Refreshments will be served. 

About Ashutosh Varshney

Ashutosh Varshney is Sol Goldman Professor of International Studies and the Social Sciences at Brown University, where he also directs the Brown-India Initiative. Previously, he taught at Harvard and the University of Michigan, Ann Arbor. His books include Ethnic Conflict and Civic Life: Hindus and Muslims in India; Democracy, Development and the Countryside: Urban-Rural Struggles in India; India in the Era of Economic Reforms; Midnight's Diaspora; Collective Violence in Indonesia; and Battles Half Won: India's Improbable Democracy. His academic articles have appeared in the leading journals of political science and development. His honors include the Guggenheim, Carnegie, Luebbert and Lerner awards. He is a contributing editor for Indian Express, and his guest columns have appeared in many other newspapers, including the Financial Times. He served on the UN Secretary General Kofi Annan's Task Force on Millennium Development Goals, and has also served as adviser to the World Bank and United Nations Development Program (UNDP).

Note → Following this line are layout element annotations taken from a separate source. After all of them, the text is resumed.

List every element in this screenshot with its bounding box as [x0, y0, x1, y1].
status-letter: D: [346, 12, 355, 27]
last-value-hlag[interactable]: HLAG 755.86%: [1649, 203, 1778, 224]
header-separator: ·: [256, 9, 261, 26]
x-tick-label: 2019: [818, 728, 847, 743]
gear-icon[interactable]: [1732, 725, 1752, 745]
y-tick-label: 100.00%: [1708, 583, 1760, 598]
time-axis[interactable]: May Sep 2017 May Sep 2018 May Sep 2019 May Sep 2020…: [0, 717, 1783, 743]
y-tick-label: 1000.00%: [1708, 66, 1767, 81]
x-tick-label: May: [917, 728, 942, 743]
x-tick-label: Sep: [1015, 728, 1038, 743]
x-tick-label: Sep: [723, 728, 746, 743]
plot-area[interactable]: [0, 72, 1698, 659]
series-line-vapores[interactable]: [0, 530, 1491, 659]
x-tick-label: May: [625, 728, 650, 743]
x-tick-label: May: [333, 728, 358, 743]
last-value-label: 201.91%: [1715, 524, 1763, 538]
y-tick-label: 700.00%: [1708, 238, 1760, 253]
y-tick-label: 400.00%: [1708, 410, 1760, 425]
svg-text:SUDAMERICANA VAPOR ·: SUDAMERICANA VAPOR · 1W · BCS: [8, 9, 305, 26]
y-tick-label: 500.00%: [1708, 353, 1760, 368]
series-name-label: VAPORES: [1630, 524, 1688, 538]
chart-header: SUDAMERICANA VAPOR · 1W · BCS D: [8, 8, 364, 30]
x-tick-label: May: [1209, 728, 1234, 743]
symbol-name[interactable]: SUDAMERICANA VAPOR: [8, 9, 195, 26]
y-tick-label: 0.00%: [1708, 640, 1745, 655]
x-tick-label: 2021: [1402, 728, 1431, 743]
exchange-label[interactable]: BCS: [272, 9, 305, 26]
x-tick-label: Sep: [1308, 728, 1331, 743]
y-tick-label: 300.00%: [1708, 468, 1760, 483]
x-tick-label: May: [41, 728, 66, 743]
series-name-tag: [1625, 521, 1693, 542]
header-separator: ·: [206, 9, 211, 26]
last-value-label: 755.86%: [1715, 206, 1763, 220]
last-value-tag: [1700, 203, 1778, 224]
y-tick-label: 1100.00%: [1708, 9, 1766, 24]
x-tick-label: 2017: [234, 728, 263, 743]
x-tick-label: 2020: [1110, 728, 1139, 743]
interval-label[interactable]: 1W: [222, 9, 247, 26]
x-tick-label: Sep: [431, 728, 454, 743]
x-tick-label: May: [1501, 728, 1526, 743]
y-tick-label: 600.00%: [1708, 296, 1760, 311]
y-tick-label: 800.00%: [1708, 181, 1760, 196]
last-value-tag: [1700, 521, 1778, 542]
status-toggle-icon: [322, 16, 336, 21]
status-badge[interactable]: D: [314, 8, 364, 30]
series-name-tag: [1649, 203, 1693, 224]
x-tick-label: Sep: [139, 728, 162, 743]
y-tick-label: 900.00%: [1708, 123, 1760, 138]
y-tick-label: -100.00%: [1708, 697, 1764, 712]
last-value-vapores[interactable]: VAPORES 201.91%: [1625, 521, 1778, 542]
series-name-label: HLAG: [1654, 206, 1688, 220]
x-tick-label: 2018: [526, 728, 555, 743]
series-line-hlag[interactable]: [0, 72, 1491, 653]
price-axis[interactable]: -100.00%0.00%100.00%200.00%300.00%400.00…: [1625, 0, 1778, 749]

About the Democracy in Hard Places Program 

The Ash Center's Democracy in Hard Places research initiative goes beyond current theory on the empirical evidence of democracy's value to look at the structural relationships in democratic practices in the developed and developing world. With a focus on Indonesia, Myanmar, and the Middle East, the program explores potential trade-offs between political and human rights on one hand, and economic development on the other. By leveraging research expertise from across the Ash Center, Democracy in Hard Places seeks to understand why democratic institutions thrive in some countries while failing in others. The program is led by Tarek Masoud, Sultan of Oman Professor of International Relations, HKS; and Scott Mainwaring, Jorge Paulo Lemann Professor for Brazil Studies, HKS.